DeKalb County Superior Court Judge Cynthia Becker is in charge in her courtroom.
Becker is certain of her decisions and she rarely changes her mind, she tells defense and prosecuting attorneys appearing before her.
That leads some to call her no-nonsense. Others say she is a bully.
“You cringe when you walk into her courtroom because she’s rude to litigants,” said attorney Tony Axam, who defended former DeKalb schools Chief Operating Officer Pat Reid. “She is a bully. She will do anything she wants to do and she does not care what the (Georgia) Court of Appeals does because she thinks she can get away with it.”
Becker was recently in the news while presiding over the racketeering trial of Reid and her ex-husband architect Tony Pope, both convicted and given substantial prison sentences.
Former DeKalb schools Superintendent Crawford Lewis pleaded guilty to misdemeanor obstruction for interfering with a criminal investigation of him and Reid. During the same court session in which Reid and Pope were sentenced, Becker stunned Lewis, and others in the courtroom,when she rejected prosecutors’ recommendation that he be sentenced to 12 months probation, and sent him directly to jail.
Becker then declined immediately to consider Lewis’ request to withdraw his plea or to set bond, set a hearing for the next week to hear his requests and left town.
Eventually, the state Court of Appeals ordered DeKalb courts to grant Lewis bond, citing state law that mandates bail for anyone appealing a misdemeanor conviction or sentence.
It was the most recent high-profile case in her judicial career that included presiding over the murder trial of a former sheriff just months after she was elected to the bench.
But Becker, 56, was brusque with prosecutors as well.
“It doesn’t surprise me that you get those comments,” said Becker, who was twice on the short list for an appointment to the state Supreme Court. “You want to control the courtroom.

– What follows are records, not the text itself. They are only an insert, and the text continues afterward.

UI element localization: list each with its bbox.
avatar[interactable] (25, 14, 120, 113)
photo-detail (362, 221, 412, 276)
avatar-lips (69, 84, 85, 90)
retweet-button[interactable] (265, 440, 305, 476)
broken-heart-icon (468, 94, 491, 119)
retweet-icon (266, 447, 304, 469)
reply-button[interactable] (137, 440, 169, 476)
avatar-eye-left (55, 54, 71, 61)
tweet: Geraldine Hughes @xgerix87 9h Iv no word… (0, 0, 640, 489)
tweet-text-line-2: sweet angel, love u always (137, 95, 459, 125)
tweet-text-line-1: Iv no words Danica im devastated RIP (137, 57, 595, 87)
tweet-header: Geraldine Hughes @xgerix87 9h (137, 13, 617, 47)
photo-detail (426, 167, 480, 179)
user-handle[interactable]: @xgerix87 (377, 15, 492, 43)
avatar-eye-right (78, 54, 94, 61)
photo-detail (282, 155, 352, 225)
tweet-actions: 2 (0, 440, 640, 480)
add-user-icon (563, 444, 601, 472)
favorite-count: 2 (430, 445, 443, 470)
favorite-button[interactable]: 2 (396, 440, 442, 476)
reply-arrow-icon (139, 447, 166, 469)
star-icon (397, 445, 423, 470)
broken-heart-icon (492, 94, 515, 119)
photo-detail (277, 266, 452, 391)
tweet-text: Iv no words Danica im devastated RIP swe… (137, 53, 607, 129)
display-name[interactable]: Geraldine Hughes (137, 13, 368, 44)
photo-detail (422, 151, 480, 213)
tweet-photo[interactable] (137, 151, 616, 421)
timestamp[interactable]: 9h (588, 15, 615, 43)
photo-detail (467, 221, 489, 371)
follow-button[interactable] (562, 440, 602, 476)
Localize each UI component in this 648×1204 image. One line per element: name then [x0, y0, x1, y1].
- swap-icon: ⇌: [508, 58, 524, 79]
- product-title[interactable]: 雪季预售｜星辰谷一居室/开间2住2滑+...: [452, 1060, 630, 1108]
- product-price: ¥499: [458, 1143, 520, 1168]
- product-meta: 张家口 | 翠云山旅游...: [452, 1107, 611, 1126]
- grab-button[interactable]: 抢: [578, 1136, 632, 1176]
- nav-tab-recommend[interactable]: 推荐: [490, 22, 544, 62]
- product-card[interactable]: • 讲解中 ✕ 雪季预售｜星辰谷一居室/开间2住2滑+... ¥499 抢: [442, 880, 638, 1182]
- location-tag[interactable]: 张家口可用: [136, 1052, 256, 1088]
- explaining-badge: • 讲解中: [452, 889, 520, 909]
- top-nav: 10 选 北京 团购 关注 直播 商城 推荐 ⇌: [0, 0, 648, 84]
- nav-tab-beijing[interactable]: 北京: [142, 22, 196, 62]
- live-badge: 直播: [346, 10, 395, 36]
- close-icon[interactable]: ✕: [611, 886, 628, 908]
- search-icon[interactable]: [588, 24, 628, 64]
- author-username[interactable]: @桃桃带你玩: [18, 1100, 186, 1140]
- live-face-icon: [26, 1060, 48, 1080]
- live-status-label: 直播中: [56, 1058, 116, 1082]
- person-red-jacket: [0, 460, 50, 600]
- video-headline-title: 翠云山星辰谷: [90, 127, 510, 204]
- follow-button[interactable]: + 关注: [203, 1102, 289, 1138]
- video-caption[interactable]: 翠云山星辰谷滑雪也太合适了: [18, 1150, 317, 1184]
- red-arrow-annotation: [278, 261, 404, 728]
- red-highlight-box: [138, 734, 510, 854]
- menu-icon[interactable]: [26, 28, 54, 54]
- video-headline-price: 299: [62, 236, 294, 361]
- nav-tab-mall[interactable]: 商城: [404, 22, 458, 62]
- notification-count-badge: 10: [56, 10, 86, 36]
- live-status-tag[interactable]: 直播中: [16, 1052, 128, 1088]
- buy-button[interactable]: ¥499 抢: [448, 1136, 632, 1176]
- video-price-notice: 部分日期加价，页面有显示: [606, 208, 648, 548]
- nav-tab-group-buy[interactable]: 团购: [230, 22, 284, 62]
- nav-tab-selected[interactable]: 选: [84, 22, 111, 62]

If the judge is not in control, one side or the other has an unfair power advantage.”
One of the unusual twists in the Reid-Pope trial was the removal of a juror based on a note from the foreman complaining that some on the jury were concerned that the juror biased because she once worked at a bank where one of the unindicted co-defendants was on the board of directors.
Calling the dismissed juror back to court the next day after getting an email from her, Becker’s questioning was aggressive. Why did the juror wait so long to contact the judge? Did she and another juror discuss the case at lunch despite instructions that such talks could happen only when all jurors were in the jury room?
“We have to be kind of hyper-vigilant, (and sometimes) it doesn’t seem very polite,” Becker said about shielding jurors from out-of-the-courtroom events.
Attorney William Hill, a former Fulton Superior Court judge, said Becker keeps tight control and “I don’t have to worry about opposing counsel misbehaving….I don’t have to worry about jurors misbehaving. She will take care of that.”
Yet she presides over DeKalb's drug court which requires compassion and tough love to guide those who could be successful in their lives if not for their addictions. Becker is on a committee looking at creating a program for veterans in the criminal justice system, a tribute to her family which includes a father and four brothers who served and a son who is attending the United States Military Academy at West Point.
And at least once a year Becker invites school children in to act as judge, prosecutor and defense attorneys in “trials” based on fairy tales such as Jack and the Beanstalk and Goldilocks and the Three Bears.
Elected to the court in 2000, Becker did not have a years-long working relationship with former DeKalb County Sheriff Sidney Dorsey when he killed the man who defeated him at the polls in November of that year so she was assigned to preside over the murder trial, which was moved to Albany.
“She exercised control over her courtroom and wanted to make sure her protocols and decorum were followed,” said former Dougherty County District Attorney Ken Hodges, the was the special prosecutor in Dorsey’s trial. “I think she was courteous to all sides but very direct and curt.”